Claim: $\left( g\cdot f\right) \left( h_{1}h_{2}\right) =h_{1}\left( g\cdot f\right) \left( h_{2}\right) +\left( g\cdot f\right) \left( h_{1}\right) $ for all $h_1 , h_2 \in H$.
Proof.
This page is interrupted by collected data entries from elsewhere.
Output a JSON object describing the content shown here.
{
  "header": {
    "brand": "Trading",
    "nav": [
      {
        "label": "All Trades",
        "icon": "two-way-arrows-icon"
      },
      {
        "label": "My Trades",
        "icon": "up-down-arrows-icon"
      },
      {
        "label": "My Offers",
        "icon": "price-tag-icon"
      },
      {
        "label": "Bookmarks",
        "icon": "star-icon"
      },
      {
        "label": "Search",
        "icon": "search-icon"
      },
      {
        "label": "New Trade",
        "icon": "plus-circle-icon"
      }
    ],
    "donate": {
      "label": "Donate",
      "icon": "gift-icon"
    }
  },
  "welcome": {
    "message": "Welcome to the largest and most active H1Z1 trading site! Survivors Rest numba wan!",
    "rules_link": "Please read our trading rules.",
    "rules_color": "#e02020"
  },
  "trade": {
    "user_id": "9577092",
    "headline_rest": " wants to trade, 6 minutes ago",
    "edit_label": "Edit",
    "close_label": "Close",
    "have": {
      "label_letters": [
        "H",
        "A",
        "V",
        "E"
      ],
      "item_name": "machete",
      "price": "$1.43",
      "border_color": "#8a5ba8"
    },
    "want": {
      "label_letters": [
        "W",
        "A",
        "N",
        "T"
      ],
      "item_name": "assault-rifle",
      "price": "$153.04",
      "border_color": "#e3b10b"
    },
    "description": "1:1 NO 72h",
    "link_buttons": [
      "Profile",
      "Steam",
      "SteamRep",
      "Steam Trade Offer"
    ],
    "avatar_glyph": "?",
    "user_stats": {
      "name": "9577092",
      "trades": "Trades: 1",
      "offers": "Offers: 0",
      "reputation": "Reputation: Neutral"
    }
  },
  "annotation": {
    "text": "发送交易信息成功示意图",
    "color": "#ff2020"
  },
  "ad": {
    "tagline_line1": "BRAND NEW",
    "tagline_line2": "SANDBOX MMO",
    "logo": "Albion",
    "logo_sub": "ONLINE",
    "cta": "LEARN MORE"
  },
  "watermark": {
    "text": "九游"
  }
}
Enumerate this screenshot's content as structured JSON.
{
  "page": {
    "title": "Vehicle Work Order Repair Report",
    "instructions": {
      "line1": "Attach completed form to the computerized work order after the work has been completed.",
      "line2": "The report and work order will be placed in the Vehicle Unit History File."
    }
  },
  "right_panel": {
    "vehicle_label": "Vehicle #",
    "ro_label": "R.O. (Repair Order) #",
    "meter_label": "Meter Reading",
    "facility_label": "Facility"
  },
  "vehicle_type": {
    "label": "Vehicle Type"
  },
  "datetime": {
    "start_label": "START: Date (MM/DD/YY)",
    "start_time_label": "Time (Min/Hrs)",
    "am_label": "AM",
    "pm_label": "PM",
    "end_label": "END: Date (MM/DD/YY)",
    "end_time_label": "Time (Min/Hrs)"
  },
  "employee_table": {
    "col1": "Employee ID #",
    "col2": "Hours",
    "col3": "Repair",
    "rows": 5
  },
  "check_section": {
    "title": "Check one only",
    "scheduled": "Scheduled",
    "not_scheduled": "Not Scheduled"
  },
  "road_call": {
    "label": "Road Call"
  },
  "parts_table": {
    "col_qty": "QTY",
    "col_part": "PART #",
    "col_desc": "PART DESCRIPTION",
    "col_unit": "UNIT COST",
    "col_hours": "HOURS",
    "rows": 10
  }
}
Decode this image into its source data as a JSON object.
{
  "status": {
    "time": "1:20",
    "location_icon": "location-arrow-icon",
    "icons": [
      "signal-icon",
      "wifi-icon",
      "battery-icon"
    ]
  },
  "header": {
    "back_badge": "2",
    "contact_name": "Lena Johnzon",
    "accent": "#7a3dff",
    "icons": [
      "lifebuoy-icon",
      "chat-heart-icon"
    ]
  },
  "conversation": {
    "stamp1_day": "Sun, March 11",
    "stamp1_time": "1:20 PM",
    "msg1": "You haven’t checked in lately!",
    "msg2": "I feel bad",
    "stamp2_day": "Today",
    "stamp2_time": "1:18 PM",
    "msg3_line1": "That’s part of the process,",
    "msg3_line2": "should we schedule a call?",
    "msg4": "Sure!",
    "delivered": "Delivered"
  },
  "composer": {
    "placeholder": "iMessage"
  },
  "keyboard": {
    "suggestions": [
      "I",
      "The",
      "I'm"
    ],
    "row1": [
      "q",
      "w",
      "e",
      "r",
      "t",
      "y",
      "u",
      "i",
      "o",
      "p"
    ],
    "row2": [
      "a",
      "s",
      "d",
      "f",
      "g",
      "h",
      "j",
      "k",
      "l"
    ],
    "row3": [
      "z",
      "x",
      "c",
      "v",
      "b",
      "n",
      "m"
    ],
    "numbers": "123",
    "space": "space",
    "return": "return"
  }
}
From the other answer you have
$$(g\cdot f)(h)=gf\left(g^{-1}(hg)\right)
=gf(g^{-1})+f(hg)=gf(g^{-1})+f(h)+hf(g).$$
Using this equality we get
$$ \begin{align} \ h_{1}\left( g \cdot f\right) \left( h_{2}\right) &=h_{1}[gf\left( g^{-1}\right) +f\left( h_{2}\right) +h_{2}f\left( g\right) ] \\ &= h_{1}gf\left( g^{-1}\right) +h_{1}f\left( h_{2}\right) + h_{1}h_{2}f\left( g\right), \\ \left( g\cdot f\right) \left( h_{1}\right) & =gf\left( g^{-1}\right) +f\left( h_{1}\right) +h_{1}f\left( g\right) \end{align}$$
and
$$ \begin{align} \left( g \cdot f\right) \left( h_{1}h_{2}\right) &=gf\left( g^{-1}\right) +f\left( h_{1}h_{2}\right) +h_{1}h_{2}f\left( g\right) \\ &= gf\left( g^{-1}\right) +h_{1}f\left( h_{2}\right) +f\left( h_{1}\right) +h_{1}h_{2}f\left( g\right). \end{align} $$
Note that $h_{1}[ f\left( g\right) +gf\left( g^{-1}\right)] = 0$, so the LHS is indeed equal to the RHS.